The band features (former) members of bands like Sauron, Bunkur, Verbum Verus and Planet Aids. Therefore, the experience among the troops is enough to create something pretty powerful. The record clocks about 46 minutes and has seven tracks to enjoy. It’s one of those records that makes the sun feel a bit more dimmed and clouds a little darker. With an occult atmosphere and a love for darkness Abysmal Darkening know what they’re doing.
The overall feel of the record is such that Abysmal Darkening actually doesn’t need tricks to create an eerie and dark atmosphere. The slow, crawling guitar tones create the feeling of a slow, lumbering progression with a dramatic grandeur. Throughout the record, that atmospheric element constantly remains present like a template for the further elements of the songs.
The vocals shift between desperate howls and monotonous mockery, like someone leering at you from the dark.

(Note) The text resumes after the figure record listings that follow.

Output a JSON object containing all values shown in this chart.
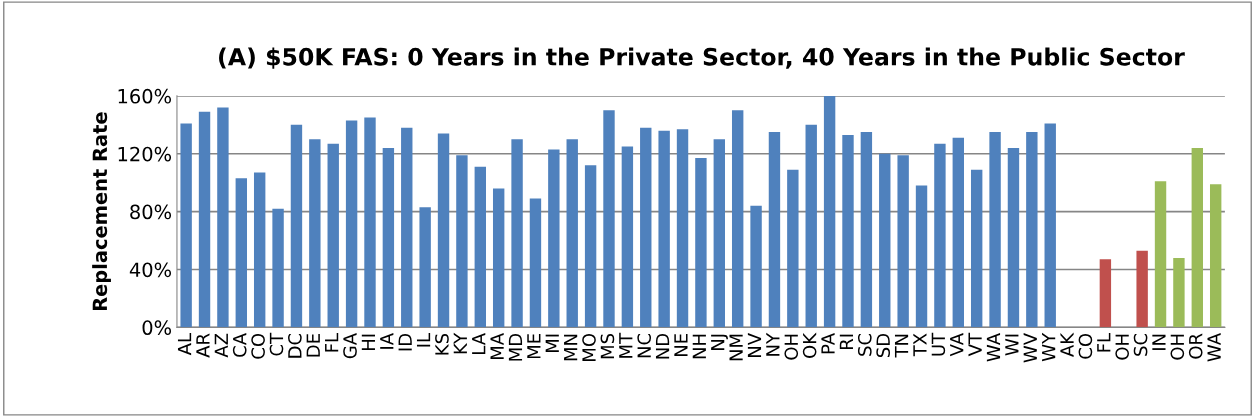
{
  "chart_data": {
    "type": "bar",
    "title": "(A) $50K FAS: 0 Years in the Private Sector, 40 Years in the Public Sector",
    "ylabel": "Replacement Rate",
    "categories": [
      "AL",
      "AR",
      "AZ",
      "CA",
      "CO",
      "CT",
      "DC",
      "DE",
      "FL",
      "GA",
      "HI",
      "IA",
      "ID",
      "IL",
      "KS",
      "KY",
      "LA",
      "MA",
      "MD",
      "ME",
      "MI",
      "MN",
      "MO",
      "MS",
      "MT",
      "NC",
      "ND",
      "NE",
      "NH",
      "NJ",
      "NM",
      "NV",
      "NY",
      "OH",
      "OK",
      "PA",
      "RI",
      "SC",
      "SD",
      "TN",
      "TX",
      "UT",
      "VA",
      "VT",
      "WA",
      "WI",
      "WV",
      "WY",
      "AK",
      "CO",
      "FL",
      "OH",
      "SC",
      "IN",
      "OH",
      "OR",
      "WA"
    ],
    "values": [
      141,
      149,
      152,
      103,
      107,
      82,
      140,
      130,
      127,
      143,
      145,
      124,
      138,
      83,
      134,
      119,
      111,
      96,
      130,
      89,
      123,
      130,
      112,
      150,
      125,
      138,
      136,
      137,
      117,
      130,
      150,
      84,
      135,
      109,
      140,
      160,
      133,
      135,
      120,
      119,
      98,
      127,
      131,
      109,
      135,
      124,
      135,
      141,
      null,
      null,
      47,
      null,
      53,
      101,
      48,
      124,
      99
    ],
    "colors": [
      "#4f81bd",
      "#4f81bd",
      "#4f81bd",
      "#4f81bd",
      "#4f81bd",
      "#4f81bd",
      "#4f81bd",
      "#4f81bd",
      "#4f81bd",
      "#4f81bd",
      "#4f81bd",
      "#4f81bd",
      "#4f81bd",
      "#4f81bd",
      "#4f81bd",
      "#4f81bd",
      "#4f81bd",
      "#4f81bd",
      "#4f81bd",
      "#4f81bd",
      "#4f81bd",
      "#4f81bd",
      "#4f81bd",
      "#4f81bd",
      "#4f81bd",
      "#4f81bd",
      "#4f81bd",
      "#4f81bd",
      "#4f81bd",
      "#4f81bd",
      "#4f81bd",
      "#4f81bd",
      "#4f81bd",
      "#4f81bd",
      "#4f81bd",
      "#4f81bd",
      "#4f81bd",
      "#4f81bd",
      "#4f81bd",
      "#4f81bd",
      "#4f81bd",
      "#4f81bd",
      "#4f81bd",
      "#4f81bd",
      "#4f81bd",
      "#4f81bd",
      "#4f81bd",
      "#4f81bd",
      "#c0504d",
      "#c0504d",
      "#c0504d",
      "#c0504d",
      "#c0504d",
      "#9bbb59",
      "#9bbb59",
      "#9bbb59",
      "#9bbb59"
    ],
    "ylim": [
      0,
      160
    ],
    "yticks": [
      {
        "value": 0,
        "label": "0%"
      },
      {
        "value": 40,
        "label": "40%"
      },
      {
        "value": 80,
        "label": "80%"
      },
      {
        "value": 120,
        "label": "120%"
      },
      {
        "value": 160,
        "label": "160%"
      }
    ],
    "grid": "y"
  }
}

The feeling of a haunted crypt is not a far off description for what you receive as a listener from this band. Even grimmer are songs like A King Forever, which is actually sung in a croaking, morbid voice in the Dutch language. An element repeated later on the track De Doodgraver (The Gravedigger). The lyric matter of the band deals with topics like pagan magic, eldritch horror and simple misanthropy, something the band easily conveys.
On various songs the black metal influences shine through in the layer upon layer of guitars, forming that familiar bleak wall. This is only emphasises that continuous, weary sound of Abysmal Darkening, making this such a captivating listen, where you simply are dragged along with the tones. It’s not surprising to hear these elements come back, giving it that truly doomed feeling and adding a whole layer to the sound of the band. It’s a bit like a Hitchcock film, there’s hardly any need for the frontal assaults, the suspense is enough for this band to create an aural version of exactly that.
Sub Terra has become one harrowing experience, combining doom with pitch black elements to create a descent into the dark for the listener. Well worth your time, obviously.